Histoire du Plessis-Robinson

Le Plessis-Robinson est une commune des Hauts-de-Seine, en région Île-de-France, qui compte 29 228 habitants. La première mention connue de la localité date de 839, lorsqu’un concile synodal partagea les terres appartenant à l’abbaye de Saint-Germain-des-Prés entre l’évêque et les chanoines de l’église Saint-Étienne; la cité y figure sous le nom de Plessiacus justa Castenetum, c’est-à-dire « le plessis à côté de Châtenay ». Un plessis désignait alors une technique traditionnelle de taille des haies vives par fendage des branches, permettant de clôturer pâturages et cultures pour les protéger du bétail. Au Moyen Âge, la terre prit le nom de son seigneur, Plessis-Raoul, puis Plessis-Picquet sous le seigneur Jean de la Haye dit Picquet. Sous la Révolution, la commune se nomma temporairement Plessis-Liberté, avant de retrouver Plessis-Picquet à la fin de cette période.
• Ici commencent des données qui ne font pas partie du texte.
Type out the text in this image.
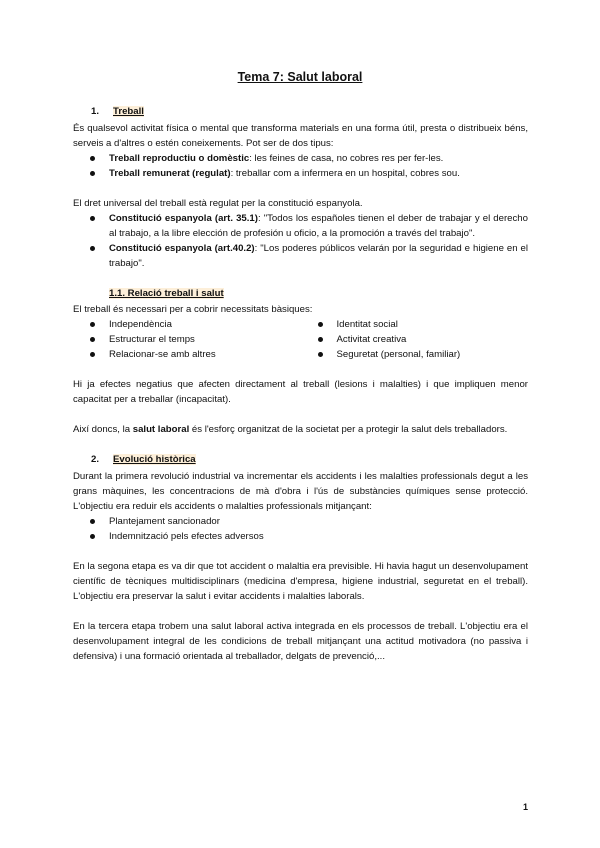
Tema 7: Salut laboral
1. Treball

És qualsevol activitat física o mental que transforma materials en una forma útil, presta o distribueix béns, serveis a d'altres o estén coneixements. Pot ser de dos tipus:

Treball reproductiu o domèstic: les feines de casa, no cobres res per fer-les.
Treball remunerat (regulat): treballar com a infermera en un hospital, cobres sou.

El dret universal del treball està regulat per la constitució espanyola.

Constitució espanyola (art. 35.1): "Todos los españoles tienen el deber de trabajar y el derecho al trabajo, a la libre elección de profesión u oficio, a la promoción a través del trabajo".
Constitució espanyola (art.40.2): "Los poderes públicos velarán por la seguridad e higiene en el trabajo".
1.1. Relació treball i salut

El treball és necessari per a cobrir necessitats bàsiques:

Independència
Estructurar el temps
Relacionar-se amb altres
Identitat social
Activitat creativa
Seguretat (personal, familiar)

Hi ja efectes negatius que afecten directament al treball (lesions i malalties) i que impliquen menor capacitat per a treballar (incapacitat).

Així doncs, la salut laboral és l'esforç organitzat de la societat per a protegir la salut dels treballadors.

2. Evolució històrica

Durant la primera revolució industrial va incrementar els accidents i les malalties professionals degut a les grans màquines, les concentracions de mà d'obra i l'ús de substàncies químiques sense protecció. L'objectiu era reduir els accidents o malalties professionals mitjançant:

Plantejament sancionador
Indemnització pels efectes adversos

En la segona etapa es va dir que tot accident o malaltia era previsible. Hi havia hagut un desenvolupament científic de tècniques multidisciplinars (medicina d'empresa, higiene industrial, seguretat en el treball). L'objectiu era preservar la salut i evitar accidents i malalties laborals.

En la tercera etapa trobem una salut laboral activa integrada en els processos de treball. L'objectiu era el desenvolupament integral de les condicions de treball mitjançant una actitud motivadora (no passiva i defensiva) i una formació orientada al treballador, delgats de prevenció,...

1
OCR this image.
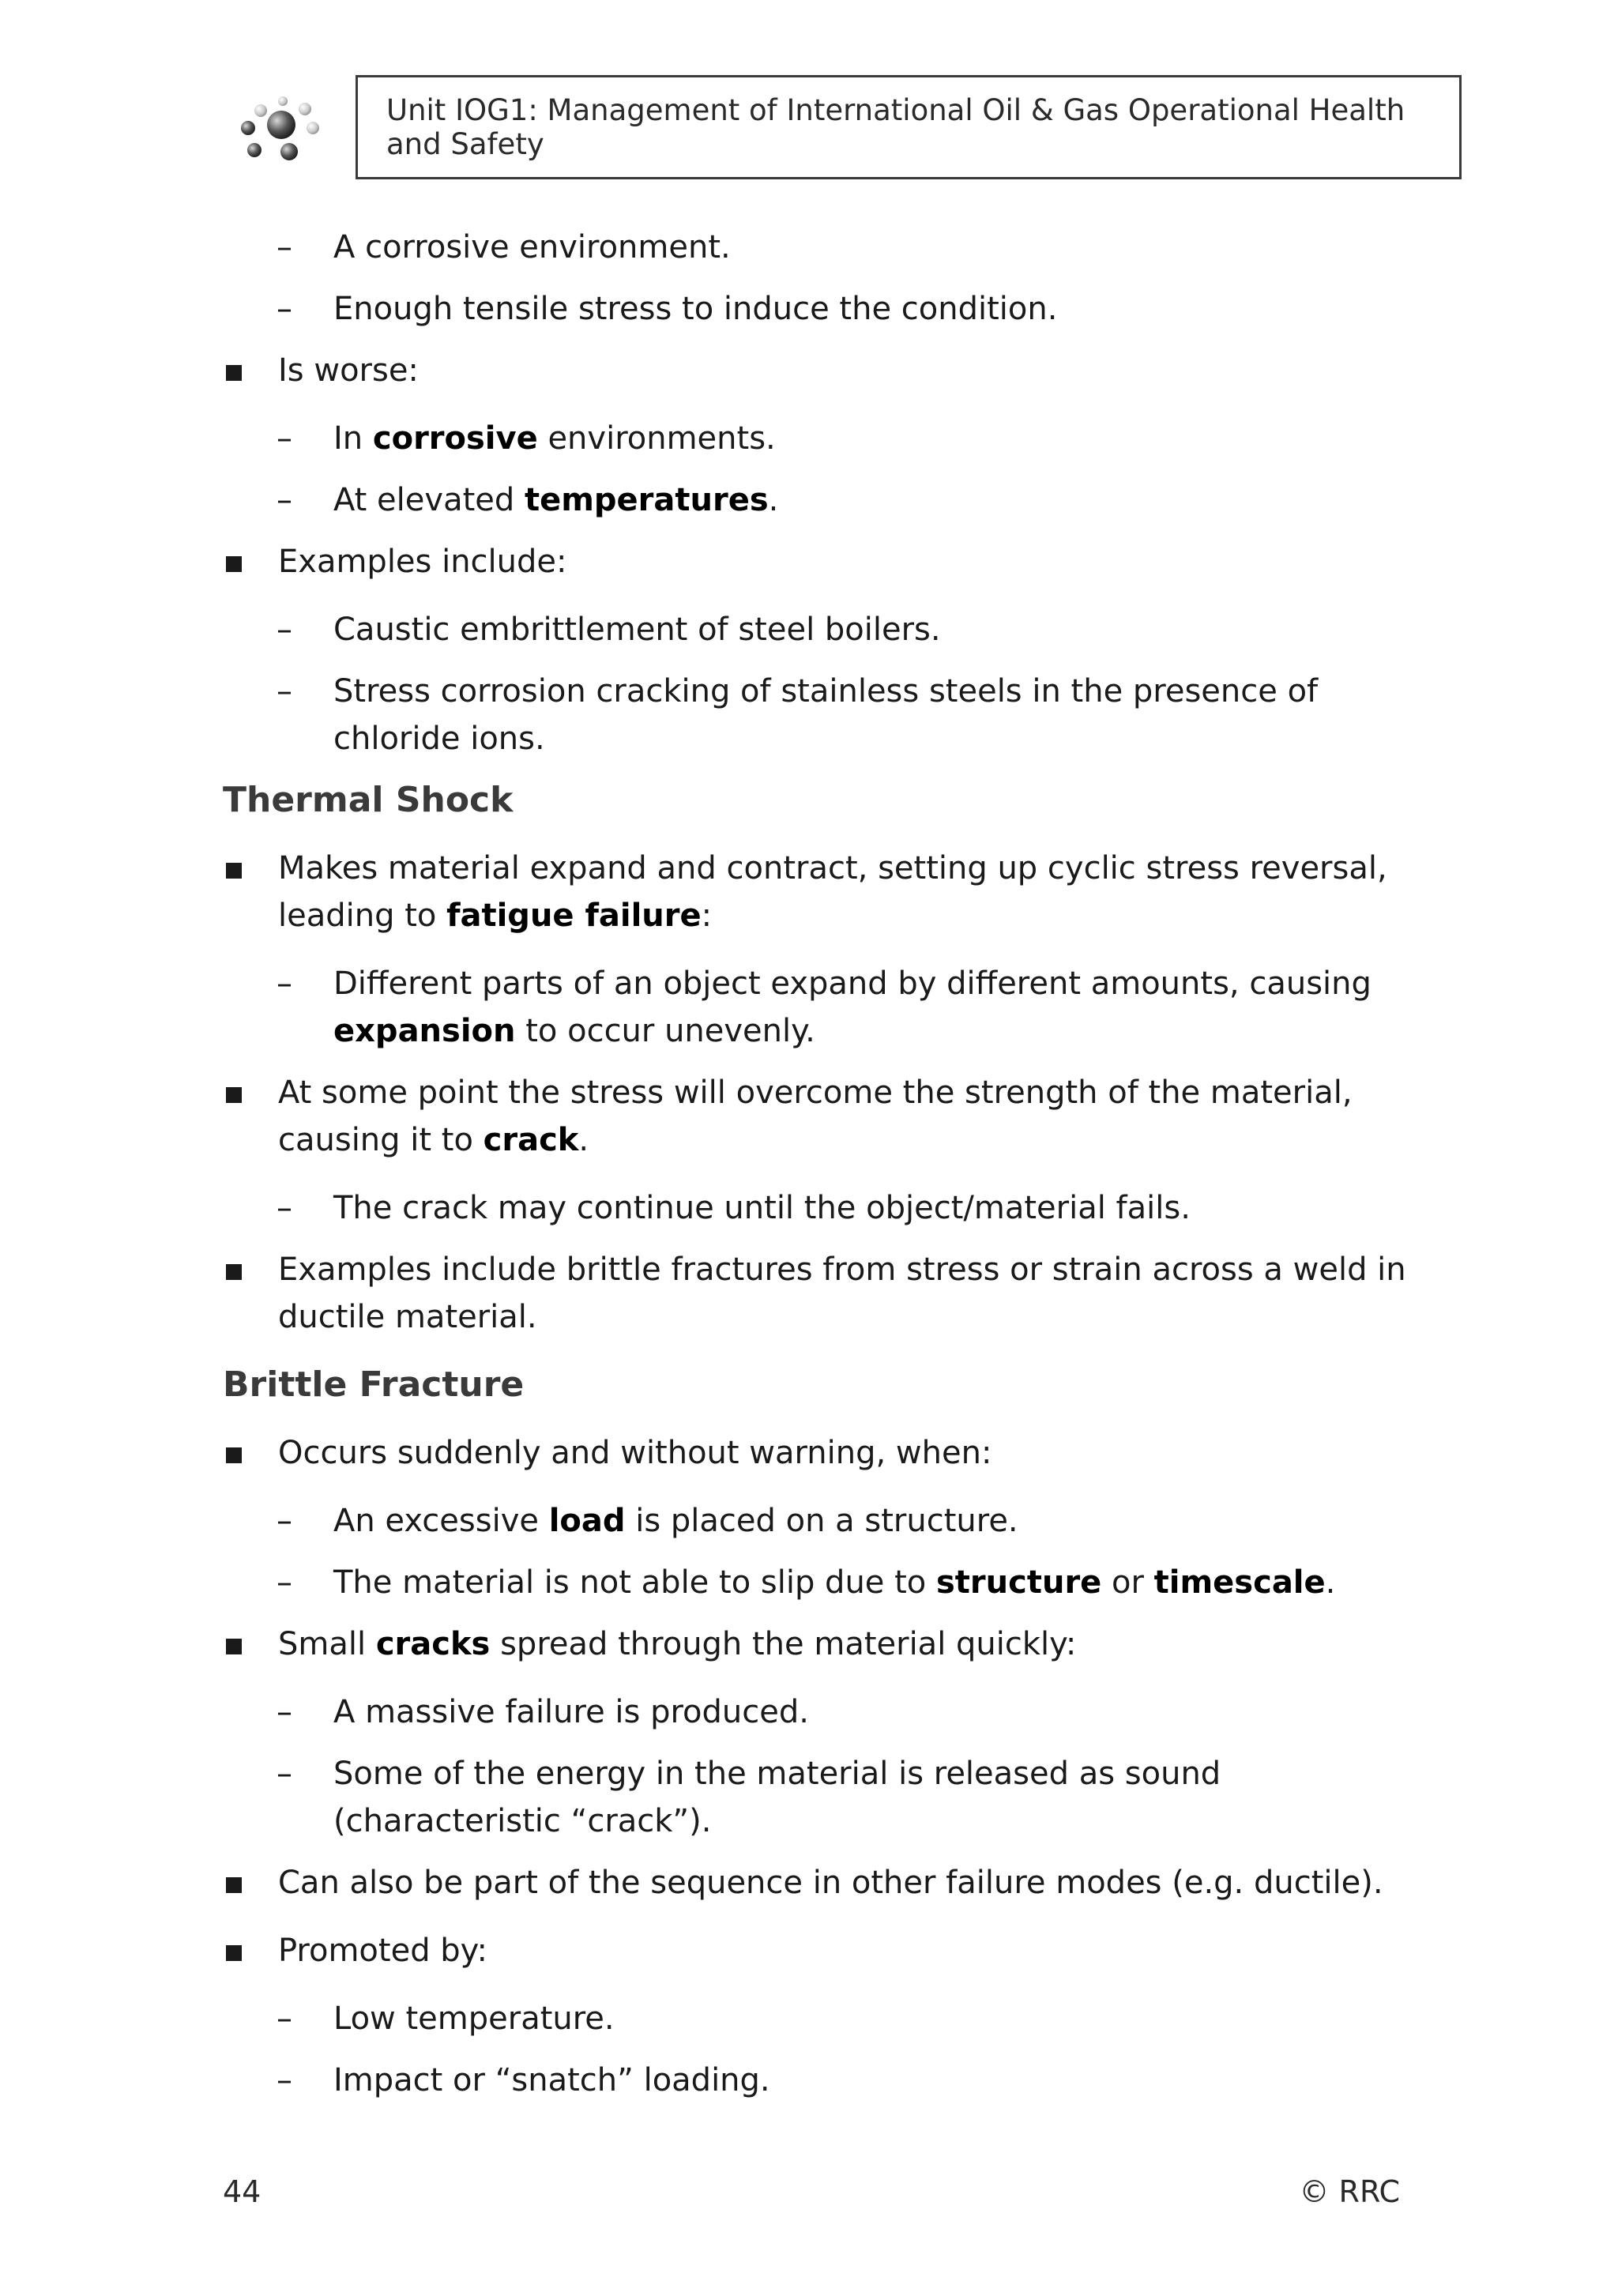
Unit IOG1: Management of International Oil & Gas Operational Health and Safety
– A corrosive environment.
– Enough tensile stress to induce the condition.
Is worse:
– In corrosive environments.
– At elevated temperatures.
Examples include:
– Caustic embrittlement of steel boilers.
– Stress corrosion cracking of stainless steels in the presence of chloride ions.
Thermal Shock
Makes material expand and contract, setting up cyclic stress reversal, leading to fatigue failure:
– Different parts of an object expand by different amounts, causing expansion to occur unevenly.
At some point the stress will overcome the strength of the material, causing it to crack.
– The crack may continue until the object/material fails.
Examples include brittle fractures from stress or strain across a weld in ductile material.
Brittle Fracture
Occurs suddenly and without warning, when:
– An excessive load is placed on a structure.
– The material is not able to slip due to structure or timescale.
Small cracks spread through the material quickly:
– A massive failure is produced.
– Some of the energy in the material is released as sound (characteristic “crack”).
Can also be part of the sequence in other failure modes (e.g. ductile).
Promoted by:
– Low temperature.
– Impact or “snatch” loading.
44	© RRC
Le terme Robinson, patronyme anglais signifiant fils de Robin, est tiré du roman de Johann David Wyss, Le Robinson suisse, lui-même inspiré du Robinson Crusoé de Defoe: dans les années 1840, Joseph Gueusquin, restaurateur parisien natif de Forges-sur-Meuse, découvrit la cité et y construisit en 1848 une guinguette avec cabanes dans les arbres, qu’il baptisa Au Grand Robinson. Le succès du lieu fut tel que d’autres guinguettes firent leur apparition, et le quartier finit par prendre le nom de Robinson.

Des populations se sont installées sur ce plateau dans des temps reculés. En 1934, l’archéologue Claude Seignolle dégagea de grandes pierres dans lesquelles il voyait les débris de dolmens, dont l’un porte des inscriptions. Dans la vallée d’Aulnay furent retrouvés les vestiges d’une villa romaine; à proximité s’élevait un temple consacré à la déesse des sources d’Aulnay, dont une statuette est conservée au musée d’archéologie nationale de Saint-Germain-en-Laye. Une tombe d’enfant, datée vers l’an -300 grâce à la pièce de monnaie qu’elle contenait, fut également mise au jour.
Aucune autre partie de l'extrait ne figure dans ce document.